For Lyrus, being as quick as they came, it had been easy enough to secure himself a position within the palace. Always so eager to put in extra hours, always diligent, always careful beyond even the exacting Ant-kinden standards. The overseers placed real value on him, until gradually he had the run of
the place. He had even attended the Queen herself before. Really, for someone with a devious brain, and the Ant-kinden Art to link minds, it was easy to achieve anything in this city.
And, of course, he would not be alone. His masters were sending two men to assist him. Not Wasps, for no Wasp could walk the streets of Sarn undetected, but a pair of Fly-kinden killers. Lyrus knew not to rely on them. They would be merely a distraction for the guards. Here, in his own hands, was the machinery for the alliance’s destruction.
He was aware that he was not expected to survive but perhaps he could surprise his masters in that. If the business was swift enough, he might be the only witness whose story would be believed.
‘How many soldiers do you have, back in Collegium?’ Stenwold asked.
‘Twelve-hundred and seventy-four.’ Parops did not need to waste a moment thinking about it. Following the Vekken siege of Collegium, word about a renegade Tarkesh army had passed across the Lowlands and, one-by-one and squad-by-squad, Tarkesh citizens had started to come out of the woodwork. Some had managed to flee after the death of the King, as the Wasps were finalizing their hold on the city. Others had been garrisoning villages or dispatched on other assignments beyond the city walls, and therefore had not been back in time to help defend their home. A few had even been Collegium residents or students at the Great College. Parops had thus become, without ever intending it, a rallying point. Some of his men were already, in their idle mental talk, promoting him to the rank of tactician.
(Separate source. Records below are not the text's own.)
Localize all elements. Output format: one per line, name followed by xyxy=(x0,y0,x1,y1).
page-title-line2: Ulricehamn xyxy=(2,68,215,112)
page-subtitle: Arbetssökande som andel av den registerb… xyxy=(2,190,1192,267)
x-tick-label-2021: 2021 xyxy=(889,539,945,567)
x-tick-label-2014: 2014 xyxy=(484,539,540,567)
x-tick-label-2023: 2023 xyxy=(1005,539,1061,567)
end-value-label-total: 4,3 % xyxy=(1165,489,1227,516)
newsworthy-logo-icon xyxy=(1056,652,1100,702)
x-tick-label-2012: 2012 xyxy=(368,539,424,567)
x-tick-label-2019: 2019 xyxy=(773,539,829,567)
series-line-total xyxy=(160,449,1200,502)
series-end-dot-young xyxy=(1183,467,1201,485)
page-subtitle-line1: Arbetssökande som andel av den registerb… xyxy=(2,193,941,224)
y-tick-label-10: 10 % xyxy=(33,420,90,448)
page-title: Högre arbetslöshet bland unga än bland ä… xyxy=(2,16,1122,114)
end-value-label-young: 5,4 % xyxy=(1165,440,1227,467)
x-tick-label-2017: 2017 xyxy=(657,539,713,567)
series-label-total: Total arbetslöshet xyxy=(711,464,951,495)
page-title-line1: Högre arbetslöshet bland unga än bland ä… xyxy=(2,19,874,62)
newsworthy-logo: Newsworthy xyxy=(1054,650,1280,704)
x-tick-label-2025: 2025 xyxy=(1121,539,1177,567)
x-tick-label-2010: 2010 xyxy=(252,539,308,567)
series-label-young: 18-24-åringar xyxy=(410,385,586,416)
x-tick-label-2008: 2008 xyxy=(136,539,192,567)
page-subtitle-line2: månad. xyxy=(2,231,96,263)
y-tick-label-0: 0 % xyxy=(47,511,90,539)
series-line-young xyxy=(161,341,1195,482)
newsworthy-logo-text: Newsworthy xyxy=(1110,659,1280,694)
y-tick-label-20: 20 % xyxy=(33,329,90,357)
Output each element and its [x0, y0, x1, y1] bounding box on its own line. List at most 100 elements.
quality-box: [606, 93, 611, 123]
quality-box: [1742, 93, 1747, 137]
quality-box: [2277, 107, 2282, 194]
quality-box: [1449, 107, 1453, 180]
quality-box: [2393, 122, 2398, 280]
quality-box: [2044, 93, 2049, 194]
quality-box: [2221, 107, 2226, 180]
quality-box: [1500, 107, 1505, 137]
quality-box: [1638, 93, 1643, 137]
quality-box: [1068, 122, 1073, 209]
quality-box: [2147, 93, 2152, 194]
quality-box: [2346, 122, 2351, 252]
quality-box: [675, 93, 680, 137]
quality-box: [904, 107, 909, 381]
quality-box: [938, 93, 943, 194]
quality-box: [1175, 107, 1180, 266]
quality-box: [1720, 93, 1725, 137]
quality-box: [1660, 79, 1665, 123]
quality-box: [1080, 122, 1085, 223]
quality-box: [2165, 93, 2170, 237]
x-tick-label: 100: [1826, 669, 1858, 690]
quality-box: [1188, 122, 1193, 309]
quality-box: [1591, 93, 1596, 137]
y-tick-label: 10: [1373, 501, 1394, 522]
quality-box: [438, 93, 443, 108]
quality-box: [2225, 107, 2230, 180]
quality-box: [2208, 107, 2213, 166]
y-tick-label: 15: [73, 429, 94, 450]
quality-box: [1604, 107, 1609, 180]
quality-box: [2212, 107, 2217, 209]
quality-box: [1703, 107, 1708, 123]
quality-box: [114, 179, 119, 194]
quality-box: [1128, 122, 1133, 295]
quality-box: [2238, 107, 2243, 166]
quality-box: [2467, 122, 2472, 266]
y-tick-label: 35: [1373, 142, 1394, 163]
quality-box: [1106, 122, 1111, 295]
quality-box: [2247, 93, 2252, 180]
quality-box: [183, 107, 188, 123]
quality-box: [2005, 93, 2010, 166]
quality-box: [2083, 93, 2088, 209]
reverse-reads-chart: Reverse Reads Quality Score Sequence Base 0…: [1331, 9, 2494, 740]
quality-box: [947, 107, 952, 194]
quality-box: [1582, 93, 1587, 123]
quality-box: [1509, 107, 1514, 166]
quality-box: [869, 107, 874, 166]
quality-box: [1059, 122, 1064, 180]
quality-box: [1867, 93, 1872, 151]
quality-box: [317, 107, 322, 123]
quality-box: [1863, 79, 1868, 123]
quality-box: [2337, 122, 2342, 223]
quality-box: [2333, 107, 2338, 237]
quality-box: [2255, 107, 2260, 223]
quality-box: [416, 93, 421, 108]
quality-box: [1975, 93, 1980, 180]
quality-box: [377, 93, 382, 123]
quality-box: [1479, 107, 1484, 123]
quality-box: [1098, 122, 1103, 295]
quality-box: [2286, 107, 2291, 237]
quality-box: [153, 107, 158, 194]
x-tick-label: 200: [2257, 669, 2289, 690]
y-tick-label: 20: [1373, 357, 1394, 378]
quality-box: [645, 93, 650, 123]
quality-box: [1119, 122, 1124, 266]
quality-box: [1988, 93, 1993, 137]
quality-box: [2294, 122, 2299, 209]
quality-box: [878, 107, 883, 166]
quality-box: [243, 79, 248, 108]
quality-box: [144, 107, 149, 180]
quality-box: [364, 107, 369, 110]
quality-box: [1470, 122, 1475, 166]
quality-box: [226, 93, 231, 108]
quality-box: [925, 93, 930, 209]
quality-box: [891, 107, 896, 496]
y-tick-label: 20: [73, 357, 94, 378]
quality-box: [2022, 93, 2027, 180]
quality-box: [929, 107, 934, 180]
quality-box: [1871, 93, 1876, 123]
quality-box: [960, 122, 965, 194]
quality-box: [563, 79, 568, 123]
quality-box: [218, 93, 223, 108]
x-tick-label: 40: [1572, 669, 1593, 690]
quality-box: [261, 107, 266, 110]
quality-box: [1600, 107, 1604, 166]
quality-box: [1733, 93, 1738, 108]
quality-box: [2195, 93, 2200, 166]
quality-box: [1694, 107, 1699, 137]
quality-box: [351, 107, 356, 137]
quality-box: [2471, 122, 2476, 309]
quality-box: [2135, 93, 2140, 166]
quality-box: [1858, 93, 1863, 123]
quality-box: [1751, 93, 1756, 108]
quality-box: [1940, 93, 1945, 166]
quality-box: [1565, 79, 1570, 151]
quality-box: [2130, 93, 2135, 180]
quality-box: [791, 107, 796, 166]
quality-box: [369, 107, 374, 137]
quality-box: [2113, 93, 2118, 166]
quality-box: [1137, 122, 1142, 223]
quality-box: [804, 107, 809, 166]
Twelve-hundred and seventy-four disciplined and motivated Tarkesh infantry, Stenwold considered. Of course, it would probably be more than that by now. That figure was the one that had come to Parops by the latest train from Collegium, therefore already a few days cold. It was an expensive proposition for Collegium to retain so many, but the Tarkesh were second to none as soldiers and Stenwold’s people were only now starting to levy a real army of their own. The Beetle-kinden’s numbers and equipment would be there, by spring, but not the discipline or the skill.